En Australia, cada casa que visitaba en la que estaba la televisión prendida, se miraba un programa que me intrigaba. No sé si por la música de suspenso, las imágenes entrecortadas que mostraba, las comidas y postres que preparaban, el gran nivel de competencia de los participantes o que. Pero si me llamaba mucho la atención la cantidad de personas que seguían ese reallity show sin perderse a veces un solo capitulo, grabando los programas que no podían ver. Así que un día decidí sentarme un par de horas y ver de qué se trataba. Me preparé los mates, unas galletitas, y me senté frente a la televisión.
Se trataba de una competencia, en la cual se van eliminando progresivamente los participantes, cuya meta consistía en seleccionar quien sería el mejor chef en Australia. Para eso debían demostrar su conocimiento técnico en la cocina, en recetas, en como armar platos, en rapidez. Se trataba de un entrenamiento bastante arduo. También servía para aprender un montón de comidas, platos, que incluso ensayamos aquellos no tan amantes de la cocina, como es mi caso.

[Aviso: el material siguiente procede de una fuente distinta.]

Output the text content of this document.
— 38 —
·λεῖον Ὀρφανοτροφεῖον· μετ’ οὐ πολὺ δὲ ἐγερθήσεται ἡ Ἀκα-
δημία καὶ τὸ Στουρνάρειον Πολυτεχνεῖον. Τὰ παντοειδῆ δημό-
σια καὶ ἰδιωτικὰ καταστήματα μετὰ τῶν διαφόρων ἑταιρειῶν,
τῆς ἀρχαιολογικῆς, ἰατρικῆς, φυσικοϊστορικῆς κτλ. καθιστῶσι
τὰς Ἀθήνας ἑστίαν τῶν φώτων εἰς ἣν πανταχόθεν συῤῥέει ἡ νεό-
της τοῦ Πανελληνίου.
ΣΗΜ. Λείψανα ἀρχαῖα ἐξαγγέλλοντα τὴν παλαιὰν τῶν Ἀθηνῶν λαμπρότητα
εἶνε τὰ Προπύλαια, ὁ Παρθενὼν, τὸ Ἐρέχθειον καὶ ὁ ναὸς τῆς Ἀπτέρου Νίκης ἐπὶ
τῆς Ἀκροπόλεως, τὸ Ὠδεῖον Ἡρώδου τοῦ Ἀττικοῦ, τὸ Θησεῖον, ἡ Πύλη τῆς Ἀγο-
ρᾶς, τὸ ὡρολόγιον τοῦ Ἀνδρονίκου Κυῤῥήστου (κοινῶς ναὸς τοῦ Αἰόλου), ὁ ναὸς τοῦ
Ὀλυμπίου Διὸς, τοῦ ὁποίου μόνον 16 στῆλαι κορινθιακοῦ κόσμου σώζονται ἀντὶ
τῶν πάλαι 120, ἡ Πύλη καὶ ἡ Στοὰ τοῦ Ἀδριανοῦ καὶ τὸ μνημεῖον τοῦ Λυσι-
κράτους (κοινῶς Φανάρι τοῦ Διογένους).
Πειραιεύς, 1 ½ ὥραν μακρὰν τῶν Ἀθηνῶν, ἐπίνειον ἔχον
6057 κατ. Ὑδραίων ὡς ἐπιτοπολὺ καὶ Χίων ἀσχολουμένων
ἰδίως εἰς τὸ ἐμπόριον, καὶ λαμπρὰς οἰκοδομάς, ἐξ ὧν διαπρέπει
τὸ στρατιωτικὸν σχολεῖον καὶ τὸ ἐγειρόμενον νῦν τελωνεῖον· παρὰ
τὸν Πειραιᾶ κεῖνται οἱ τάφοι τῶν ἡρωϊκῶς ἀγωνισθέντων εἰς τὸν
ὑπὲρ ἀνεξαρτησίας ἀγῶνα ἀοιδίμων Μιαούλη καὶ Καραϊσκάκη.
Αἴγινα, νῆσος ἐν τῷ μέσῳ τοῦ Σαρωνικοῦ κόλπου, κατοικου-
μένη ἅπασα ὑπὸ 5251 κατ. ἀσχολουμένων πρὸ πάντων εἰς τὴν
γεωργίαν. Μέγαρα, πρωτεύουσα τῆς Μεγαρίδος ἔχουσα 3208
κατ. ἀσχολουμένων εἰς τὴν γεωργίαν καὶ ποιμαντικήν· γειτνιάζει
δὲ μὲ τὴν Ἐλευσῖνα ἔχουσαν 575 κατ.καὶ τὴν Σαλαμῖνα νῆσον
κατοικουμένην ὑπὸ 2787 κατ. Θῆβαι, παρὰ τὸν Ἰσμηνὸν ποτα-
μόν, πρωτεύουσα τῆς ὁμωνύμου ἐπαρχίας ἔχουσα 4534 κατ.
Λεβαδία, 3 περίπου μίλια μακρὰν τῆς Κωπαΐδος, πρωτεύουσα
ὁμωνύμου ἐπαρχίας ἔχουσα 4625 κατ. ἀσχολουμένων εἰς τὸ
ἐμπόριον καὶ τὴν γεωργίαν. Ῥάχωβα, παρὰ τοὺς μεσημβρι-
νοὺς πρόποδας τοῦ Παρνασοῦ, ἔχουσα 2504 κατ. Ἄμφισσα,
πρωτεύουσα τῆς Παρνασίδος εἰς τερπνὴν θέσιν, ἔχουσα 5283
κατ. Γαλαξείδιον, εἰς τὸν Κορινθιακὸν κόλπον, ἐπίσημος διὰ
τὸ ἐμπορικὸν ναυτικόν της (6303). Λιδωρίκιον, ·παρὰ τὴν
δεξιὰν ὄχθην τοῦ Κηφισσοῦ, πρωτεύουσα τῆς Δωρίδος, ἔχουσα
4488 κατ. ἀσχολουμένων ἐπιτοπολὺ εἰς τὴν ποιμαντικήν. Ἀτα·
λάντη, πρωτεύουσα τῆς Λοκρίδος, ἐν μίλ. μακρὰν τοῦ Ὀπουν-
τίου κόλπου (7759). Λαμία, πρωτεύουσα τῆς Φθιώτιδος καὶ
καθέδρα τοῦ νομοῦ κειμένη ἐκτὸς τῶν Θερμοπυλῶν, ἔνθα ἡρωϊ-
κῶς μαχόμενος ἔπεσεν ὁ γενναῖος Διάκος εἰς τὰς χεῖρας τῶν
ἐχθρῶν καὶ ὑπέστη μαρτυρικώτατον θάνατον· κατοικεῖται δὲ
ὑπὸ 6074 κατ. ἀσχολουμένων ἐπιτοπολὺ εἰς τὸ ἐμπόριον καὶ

Un día, tuve la oportunidad de conocer a esos masterchefs, gracias a un evento especial que hubo en la casa donde trabajaba. No eran los famosos masterchefs que aparecían en la televisión (si bien muchos de ellos se habían presentado en el programa, habiendo quedado eliminados en las primeras etapas), pero eran masterchefs de corazón.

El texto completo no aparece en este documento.